June 11, 2025
While most AI companies talk about “augmenting” workers, San Francisco-based startup Mechanize has a different message: it wants to automate all white-collar jobs — and do it fast. The founders say they’re not building digital assistants. They’re building replacements.
“Our goal is to fully automate work,” said co-founder Tamay Besiroglu at a recent event in San Francisco. “We want to get to a fully automated economy, and make that happen as fast as possible.”
(Source: The New York Times)
Mechanize was launched in 2025 by Besiroglu, Ege Erdil, and Matthew Barnett, all alumni of Epoch AI, a research firm studying AI capabilities. The company’s early focus is automating software engineering using reinforcement learning — the same AI method that powered DeepMind’s AlphaGo. But their ambitions go much further.

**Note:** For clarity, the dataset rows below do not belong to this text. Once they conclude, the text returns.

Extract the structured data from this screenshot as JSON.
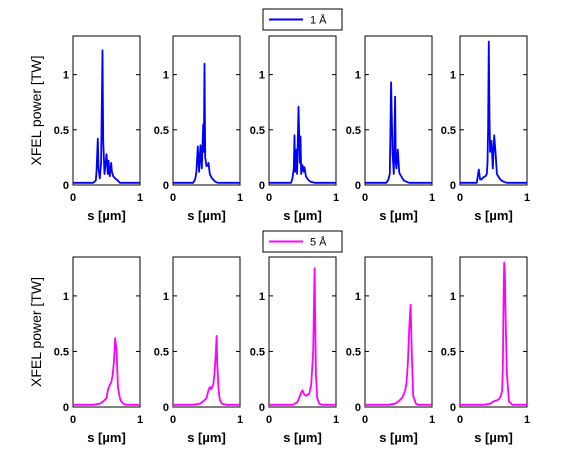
{
  "chart_data": [
    {
      "type": "line",
      "row": 1,
      "xlabel": "s [µm]",
      "ylabel": "XFEL power [TW]",
      "xlim": [
        0,
        1
      ],
      "ylim": [
        0,
        1.35
      ],
      "xticks": [
        "0",
        "1"
      ],
      "yticks": [
        "0",
        "0.5",
        "1"
      ],
      "grid": false,
      "legend": {
        "label": "1 Å",
        "color": "#0000ff",
        "placement": "top-center"
      },
      "series": [
        {
          "x": [
            0,
            0.3,
            0.34,
            0.35,
            0.37,
            0.38,
            0.4,
            0.42,
            0.44,
            0.45,
            0.47,
            0.5,
            0.52,
            0.53,
            0.55,
            0.57,
            0.58,
            0.6,
            0.63,
            0.65,
            0.7,
            1
          ],
          "y": [
            0.02,
            0.02,
            0.04,
            0.12,
            0.42,
            0.15,
            0.06,
            0.2,
            1.22,
            0.4,
            0.1,
            0.28,
            0.1,
            0.22,
            0.08,
            0.2,
            0.12,
            0.08,
            0.06,
            0.05,
            0.02,
            0.02
          ]
        },
        {
          "x": [
            0,
            0.3,
            0.33,
            0.35,
            0.37,
            0.39,
            0.41,
            0.43,
            0.45,
            0.46,
            0.47,
            0.48,
            0.5,
            0.52,
            0.53,
            0.55,
            0.58,
            0.6,
            0.63,
            0.67,
            1
          ],
          "y": [
            0.02,
            0.02,
            0.05,
            0.12,
            0.35,
            0.12,
            0.36,
            0.15,
            0.55,
            0.3,
            1.1,
            0.25,
            0.17,
            0.18,
            0.2,
            0.1,
            0.06,
            0.05,
            0.03,
            0.02,
            0.02
          ]
        },
        {
          "x": [
            0,
            0.33,
            0.35,
            0.37,
            0.38,
            0.39,
            0.41,
            0.42,
            0.44,
            0.46,
            0.47,
            0.48,
            0.5,
            0.52,
            0.53,
            0.55,
            0.58,
            0.62,
            0.68,
            1
          ],
          "y": [
            0.02,
            0.02,
            0.06,
            0.15,
            0.45,
            0.12,
            0.32,
            0.1,
            0.71,
            0.2,
            0.44,
            0.1,
            0.18,
            0.12,
            0.16,
            0.08,
            0.05,
            0.03,
            0.02,
            0.02
          ]
        },
        {
          "x": [
            0,
            0.32,
            0.35,
            0.37,
            0.39,
            0.41,
            0.43,
            0.45,
            0.46,
            0.47,
            0.49,
            0.51,
            0.52,
            0.54,
            0.56,
            0.58,
            0.62,
            0.66,
            1
          ],
          "y": [
            0.02,
            0.02,
            0.05,
            0.1,
            0.93,
            0.3,
            0.1,
            0.8,
            0.2,
            0.15,
            0.32,
            0.12,
            0.1,
            0.08,
            0.06,
            0.04,
            0.03,
            0.02,
            0.02
          ]
        },
        {
          "x": [
            0,
            0.25,
            0.28,
            0.3,
            0.32,
            0.35,
            0.38,
            0.4,
            0.41,
            0.42,
            0.43,
            0.44,
            0.45,
            0.47,
            0.49,
            0.51,
            0.53,
            0.55,
            0.57,
            0.59,
            0.62,
            0.65,
            0.7,
            1
          ],
          "y": [
            0.02,
            0.02,
            0.14,
            0.05,
            0.05,
            0.07,
            0.08,
            0.1,
            0.2,
            0.5,
            1.3,
            0.6,
            0.3,
            0.4,
            0.15,
            0.45,
            0.3,
            0.1,
            0.08,
            0.06,
            0.04,
            0.03,
            0.02,
            0.02
          ]
        }
      ]
    },
    {
      "type": "line",
      "row": 2,
      "xlabel": "s [µm]",
      "ylabel": "XFEL power [TW]",
      "xlim": [
        0,
        1
      ],
      "ylim": [
        0,
        1.35
      ],
      "xticks": [
        "0",
        "1"
      ],
      "yticks": [
        "0",
        "0.5",
        "1"
      ],
      "grid": false,
      "legend": {
        "label": "5 Å",
        "color": "#ff00ff",
        "placement": "top-center"
      },
      "series": [
        {
          "x": [
            0,
            0.3,
            0.4,
            0.45,
            0.5,
            0.52,
            0.55,
            0.57,
            0.59,
            0.61,
            0.63,
            0.65,
            0.67,
            0.7,
            0.72,
            0.75,
            0.8,
            1
          ],
          "y": [
            0.02,
            0.02,
            0.03,
            0.05,
            0.08,
            0.15,
            0.2,
            0.22,
            0.28,
            0.4,
            0.62,
            0.5,
            0.18,
            0.08,
            0.05,
            0.03,
            0.02,
            0.02
          ]
        },
        {
          "x": [
            0,
            0.3,
            0.4,
            0.45,
            0.5,
            0.53,
            0.55,
            0.57,
            0.6,
            0.62,
            0.64,
            0.65,
            0.66,
            0.68,
            0.7,
            0.73,
            0.8,
            1
          ],
          "y": [
            0.02,
            0.02,
            0.03,
            0.05,
            0.08,
            0.15,
            0.18,
            0.16,
            0.2,
            0.3,
            0.5,
            0.64,
            0.4,
            0.15,
            0.06,
            0.03,
            0.02,
            0.02
          ]
        },
        {
          "x": [
            0,
            0.35,
            0.42,
            0.45,
            0.48,
            0.5,
            0.52,
            0.55,
            0.6,
            0.63,
            0.66,
            0.68,
            0.69,
            0.7,
            0.72,
            0.75,
            0.8,
            1
          ],
          "y": [
            0.02,
            0.02,
            0.04,
            0.08,
            0.13,
            0.15,
            0.12,
            0.1,
            0.12,
            0.2,
            0.5,
            1.25,
            0.8,
            0.3,
            0.08,
            0.03,
            0.02,
            0.02
          ]
        },
        {
          "x": [
            0,
            0.35,
            0.45,
            0.5,
            0.55,
            0.58,
            0.6,
            0.62,
            0.64,
            0.66,
            0.68,
            0.7,
            0.72,
            0.76,
            0.8,
            1
          ],
          "y": [
            0.02,
            0.02,
            0.03,
            0.05,
            0.08,
            0.12,
            0.15,
            0.22,
            0.4,
            0.7,
            0.92,
            0.45,
            0.1,
            0.03,
            0.02,
            0.02
          ]
        },
        {
          "x": [
            0,
            0.35,
            0.45,
            0.5,
            0.55,
            0.58,
            0.61,
            0.63,
            0.64,
            0.65,
            0.66,
            0.67,
            0.68,
            0.7,
            0.73,
            0.78,
            1
          ],
          "y": [
            0.02,
            0.02,
            0.03,
            0.05,
            0.06,
            0.07,
            0.1,
            0.15,
            0.4,
            1.0,
            1.3,
            1.2,
            0.8,
            0.3,
            0.05,
            0.02,
            0.02
          ]
        }
      ]
    }
  ]
}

The team is building virtual training environments that mimic a real office desktop: email inboxes, coding tools, Slack channels, and web browsers. AI agents are dropped into the simulation and asked to complete work tasks. If they succeed, they’re rewarded. If they fail, they try again. With enough trial and error, the idea goes, they’ll learn to do what a human worker does — only faster and at scale.
“We’ll only truly know we’ve succeeded once we’ve created A.I. systems capable of taking on nearly every responsibility a human could carry out at a computer,” the company said in a recent blog post.
Mechanize has backing from influential tech leaders, including Stripe co-founder Patrick Collison and Google AI chief Jeff Dean. The company is working with leading AI labs, though it declined to name them due to confidentiality agreements.
What it hasn’t done — yet — is offer any detailed plan for how society should handle the job loss that may follow. When asked whether it’s ethical to automate all labor, co-founder Matthew Barnett replied: “If society as a whole becomes much wealthier, then I think that just outweighs the downsides of people losing their jobs.”
Mechanize says the long-term goal is “radical abundance” and a future where universal basic income could support those displaced. But for now, its efforts are squarely focused on replacing knowledge workers — not retraining them.
As white-collar unemployment ticks upward and AI models grow more capable, Mechanize represents a shift in tone for Silicon Valley — one where honesty replaces reassurance, and disruption isn’t denied, it’s promised.